Fooling the Watchers: Breaking AIGC Detectors via Semantic Prompt Attacks
Run Hao, Peng Ying
TL;DR
This work addresses the vulnerability of AIGC detectors to semantic prompt attacks in text-to-image portrait generation. It introduces a grammar-tree based prompt generator combined with a variant of Monte Carlo Tree Search called UCT-RAND to automatically and efficiently explore semantically rich prompts that evade detectors across multiple generation models. The approach demonstrates strong evasion of both open-source and commercial detectors and ranks first in a real-world adversarial AIGC detection competition, while also enabling the creation of diverse adversarial datasets for robustness training. The study highlights detector fragility to semantic manipulation and offers a practical framework for producing challenging evaluation data and guiding more robust defense strategies against AIGC detectors.
Abstract
The rise of text-to-image (T2I) models has enabled the synthesis of photorealistic human portraits, raising serious concerns about identity misuse and the robustness of AIGC detectors. In this work, we propose an automated adversarial prompt generation framework that leverages a grammar tree structure and a variant of the Monte Carlo tree search algorithm to systematically explore the semantic prompt space.
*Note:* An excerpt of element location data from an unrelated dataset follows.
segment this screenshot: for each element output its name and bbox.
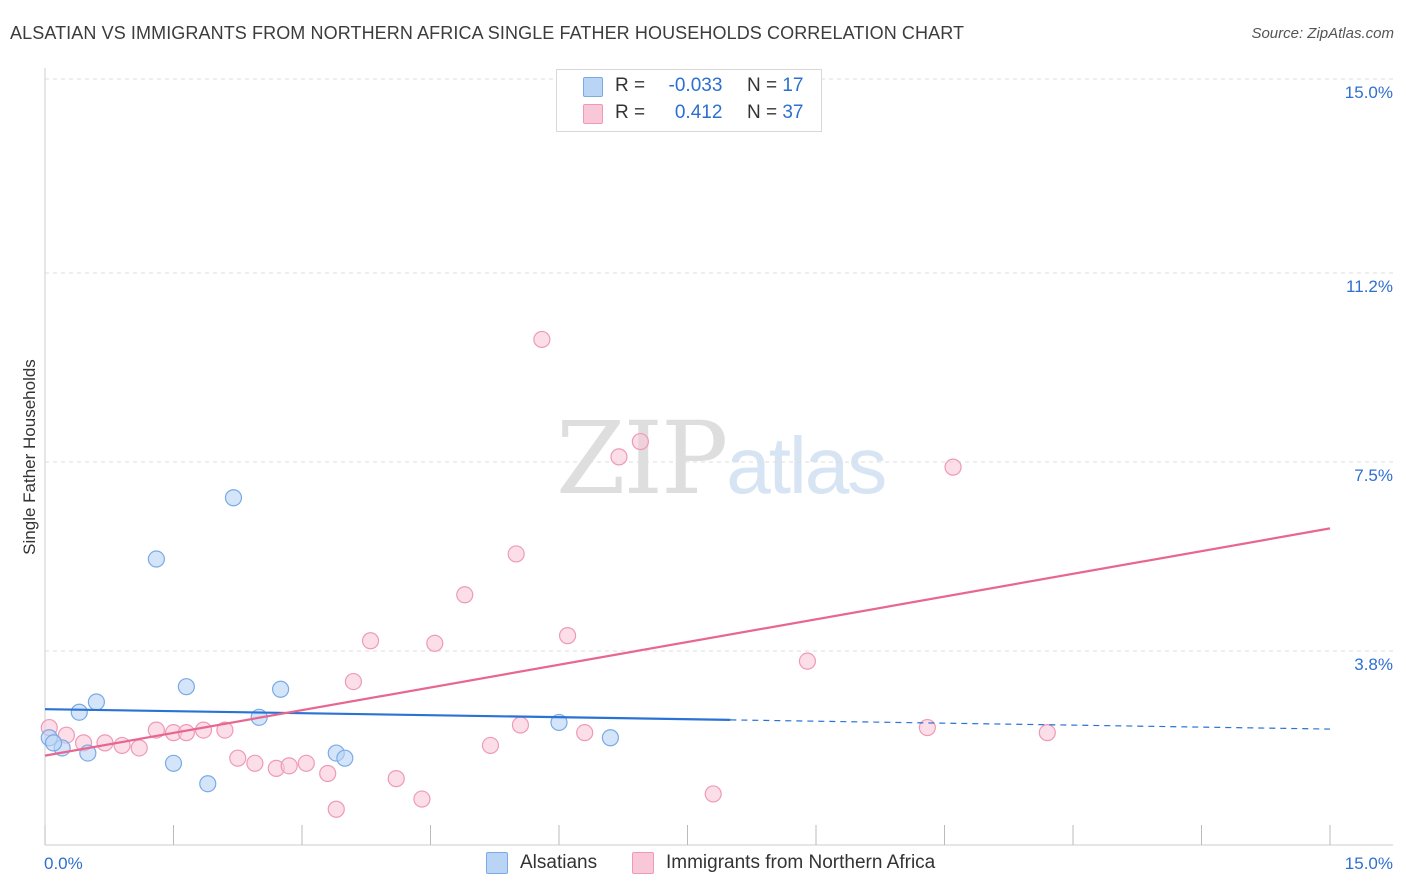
correlation-legend: R = -0.033 N = 17 R = 0.412 N = 37 xyxy=(556,69,822,132)
y-tick-label: 11.2% xyxy=(1346,277,1393,296)
trend-line-alsatians xyxy=(44,708,731,721)
watermark-atlas: atlas xyxy=(726,421,887,510)
data-point-immigrants xyxy=(297,754,315,772)
data-point-immigrants xyxy=(229,749,247,767)
data-point-immigrants xyxy=(130,739,148,757)
data-point-alsatians xyxy=(164,754,183,772)
data-point-immigrants xyxy=(327,800,345,818)
x-tick-label-end: 15.0% xyxy=(1345,854,1393,873)
data-point-immigrants xyxy=(511,716,530,734)
data-point-alsatians xyxy=(147,550,165,568)
data-point-immigrants xyxy=(319,764,337,783)
data-point-immigrants xyxy=(147,721,165,739)
data-point-immigrants xyxy=(344,672,362,691)
watermark-zip: ZIP xyxy=(556,400,728,517)
data-point-immigrants xyxy=(280,757,298,775)
data-point-immigrants xyxy=(1038,724,1056,742)
data-point-alsatians xyxy=(336,749,354,767)
data-point-immigrants xyxy=(426,634,444,652)
series-label-immigrants: Immigrants from Northern Africa xyxy=(666,852,936,873)
data-point-alsatians xyxy=(87,693,106,711)
data-point-immigrants xyxy=(558,627,577,645)
x-tick-label-start: 0.0% xyxy=(44,854,83,873)
legend-r-value: -0.033 xyxy=(668,75,723,96)
data-point-immigrants xyxy=(387,770,405,788)
data-point-immigrants xyxy=(631,432,649,451)
data-point-alsatians xyxy=(44,734,63,752)
data-point-immigrants xyxy=(481,736,500,755)
data-point-immigrants xyxy=(361,632,380,650)
data-point-immigrants xyxy=(113,736,131,755)
source-label: Source: ZipAtlas.com xyxy=(1251,25,1394,42)
legend-r-value: 0.412 xyxy=(674,102,723,123)
data-point-alsatians xyxy=(199,775,217,793)
series-legend-immigrants: Immigrants from Northern Africa xyxy=(632,852,935,874)
data-point-immigrants xyxy=(918,718,936,737)
y-tick-label: 7.5% xyxy=(1354,466,1393,485)
legend-r-label: R = xyxy=(615,75,646,96)
legend-n-label: N = xyxy=(746,75,778,96)
data-point-alsatians xyxy=(601,729,620,747)
series-legend-alsatians: Alsatians xyxy=(486,852,597,874)
data-point-immigrants xyxy=(576,724,594,742)
series-swatch-blue xyxy=(486,852,508,874)
data-point-immigrants xyxy=(610,448,628,466)
chart-title: ALSATIAN VS IMMIGRANTS FROM NORTHERN AFR… xyxy=(10,23,965,43)
data-point-immigrants xyxy=(798,652,817,670)
y-tick-label: 3.8% xyxy=(1354,655,1393,674)
legend-n-value: 37 xyxy=(782,102,804,123)
legend-swatch-blue xyxy=(583,77,603,97)
data-point-immigrants xyxy=(944,458,962,476)
data-point-immigrants xyxy=(194,721,213,739)
data-point-immigrants xyxy=(96,734,114,752)
data-point-immigrants xyxy=(704,785,722,803)
series-swatch-pink xyxy=(632,852,654,874)
data-point-immigrants xyxy=(216,721,234,739)
legend-n-value: 17 xyxy=(782,75,804,96)
data-point-immigrants xyxy=(413,790,431,808)
data-point-alsatians xyxy=(224,489,243,507)
data-point-immigrants xyxy=(507,545,525,563)
watermark: ZIPatlas xyxy=(556,400,887,517)
trend-line-immigrants xyxy=(44,527,1331,757)
data-point-alsatians xyxy=(550,713,568,732)
y-tick-label: 15.0% xyxy=(1345,83,1393,102)
data-point-alsatians xyxy=(70,703,88,721)
data-point-immigrants xyxy=(456,586,474,604)
data-point-alsatians xyxy=(271,680,290,698)
series-legend: Alsatians Immigrants from Northern Afric… xyxy=(0,852,1406,878)
legend-n-label: N = xyxy=(746,102,778,123)
legend-r-label: R = xyxy=(615,102,646,123)
y-axis-label: Single Father Households xyxy=(20,359,39,555)
series-label-alsatians: Alsatians xyxy=(520,852,598,873)
data-point-alsatians xyxy=(177,678,195,696)
trend-line-alsatians-extrapolated xyxy=(730,719,1331,730)
legend-swatch-pink xyxy=(583,104,603,124)
data-point-immigrants xyxy=(246,754,264,772)
data-point-immigrants xyxy=(533,330,551,349)
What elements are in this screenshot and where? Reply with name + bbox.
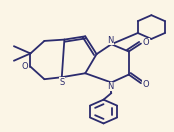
- Text: S: S: [59, 78, 64, 87]
- Text: N: N: [107, 36, 113, 45]
- Text: O: O: [21, 62, 28, 71]
- Text: O: O: [143, 38, 149, 47]
- Text: N: N: [107, 82, 114, 91]
- Text: O: O: [143, 80, 149, 89]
Our method generates diverse, controllable prompts that consistently evade both open-source and commercial AIGC detectors. Extensive experiments across multiple T2I models validate its effectiveness, and the approach ranked first in a real-world adversarial AIGC detection competition. Beyond attack scenarios, our method can also be used to construct high-quality adversarial datasets, providing valuable resources for training and evaluating more robust AIGC detection and defense systems.